Last week, on the phone, she sounded a little panicked about it. About quitting her regular life to go to astrology school. “Like, what in the actual fuck am I doing?”
“I think it’s great.” I struggle to find the tone of voice that expresses I mean it. “Jason is in the horse,” I mention. “The one the kids used to have, you know, that makes giddy-up sounds.”

“Oh, he’s here too,” she responds. “In the can-light by the sink. It flickers when I play the music he hated. I play a lot of Sheryl Crow.”

“He needs to soak up the sun.”
We laugh. But it’s out of habit.
*
The battery operated horse glows from plastic ripples on its mane, at least it used to, before we dumped it in the snow years before Jason died, when our kids outgrew the horse and we grew tired of it neighing.
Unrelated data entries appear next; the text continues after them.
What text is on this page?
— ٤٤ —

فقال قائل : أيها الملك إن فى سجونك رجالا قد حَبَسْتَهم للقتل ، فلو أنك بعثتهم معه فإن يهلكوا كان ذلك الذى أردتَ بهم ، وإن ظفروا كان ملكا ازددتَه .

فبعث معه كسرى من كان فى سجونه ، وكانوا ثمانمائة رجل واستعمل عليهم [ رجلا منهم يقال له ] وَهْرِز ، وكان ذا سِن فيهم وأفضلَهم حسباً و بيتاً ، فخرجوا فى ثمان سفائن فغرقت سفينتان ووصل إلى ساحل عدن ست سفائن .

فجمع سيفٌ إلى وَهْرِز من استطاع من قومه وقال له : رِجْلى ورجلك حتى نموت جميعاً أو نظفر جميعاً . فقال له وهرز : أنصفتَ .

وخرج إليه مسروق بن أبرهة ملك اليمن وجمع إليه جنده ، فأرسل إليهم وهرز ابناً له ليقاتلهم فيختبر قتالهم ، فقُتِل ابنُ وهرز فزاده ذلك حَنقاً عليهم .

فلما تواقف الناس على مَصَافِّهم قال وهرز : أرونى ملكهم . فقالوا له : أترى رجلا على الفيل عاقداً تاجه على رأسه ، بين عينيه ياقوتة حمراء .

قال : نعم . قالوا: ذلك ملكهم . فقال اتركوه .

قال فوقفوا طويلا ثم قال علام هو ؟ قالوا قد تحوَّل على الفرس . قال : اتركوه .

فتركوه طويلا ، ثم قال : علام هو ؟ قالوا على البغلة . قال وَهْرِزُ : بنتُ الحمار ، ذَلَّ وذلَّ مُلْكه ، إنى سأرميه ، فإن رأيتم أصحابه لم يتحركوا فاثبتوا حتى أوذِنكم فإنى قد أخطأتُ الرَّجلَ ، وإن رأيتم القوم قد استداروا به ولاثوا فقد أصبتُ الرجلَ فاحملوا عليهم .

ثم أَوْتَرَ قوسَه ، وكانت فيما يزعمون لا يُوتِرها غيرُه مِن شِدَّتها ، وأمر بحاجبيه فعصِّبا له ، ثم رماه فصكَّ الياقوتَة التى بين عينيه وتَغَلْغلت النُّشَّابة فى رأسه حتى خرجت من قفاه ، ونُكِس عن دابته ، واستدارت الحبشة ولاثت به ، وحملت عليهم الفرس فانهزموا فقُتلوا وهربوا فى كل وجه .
We tried to get rid of that horse for fucking ever. We put it on the curb. After a few months, we dragged it in the alley, where people sometimes dive for discarded objects. Even for free, nobody wanted it. It couldn’t light up or squeal anymore and there was something sad about its mustard yellowness. Somehow, swamped up and muted, it returned to the deck, just outside our bedroom, where Jason now occupies it. There was another show we watched, one about the fourth dimension, in which we learned time is not linear.

First, a soft knock on the bedroom door. “Mommy. Can I come in?”

It’s one of those shitty days, dark by five, when vulnerability to grief heightens to match the abundance of darkness. Sadness senses empty vessels. It floods me, eager to drag—until I sense something else, something outside of me. The feeling of being watched.

Jason is here.

Maybe he likes to visit us like this when we’re sad and lying down, so he can watch us miss him. Maybe he wants to be forgiven for going on the hike and fucking everything up. I gaze out the window. My eyes track soft hills of snow and eventually land on the horse. A desire swells. If he’s going to be dead, he should at least do something interesting besides complain. But what?

You must be explicit with ghosts. They can’t read minds. You have to speak to them out loud. I sit up.

“Jason, if you are here,” I bellow, “light up that horse. If you think you’re hot shit, which we all know you do, light up that mother fucking horse.”

I wait. A second later, a glow, red as watered blood, casts across the snow.

I blink. I want my throat to catch my breath. I conjure tears to well. But I only nod. “Thought so,” I whisper.

“Mama. Can I come in?”

My son curls in my arms, light and warm. We watch the plastic horse light the snow, in and out, like breath.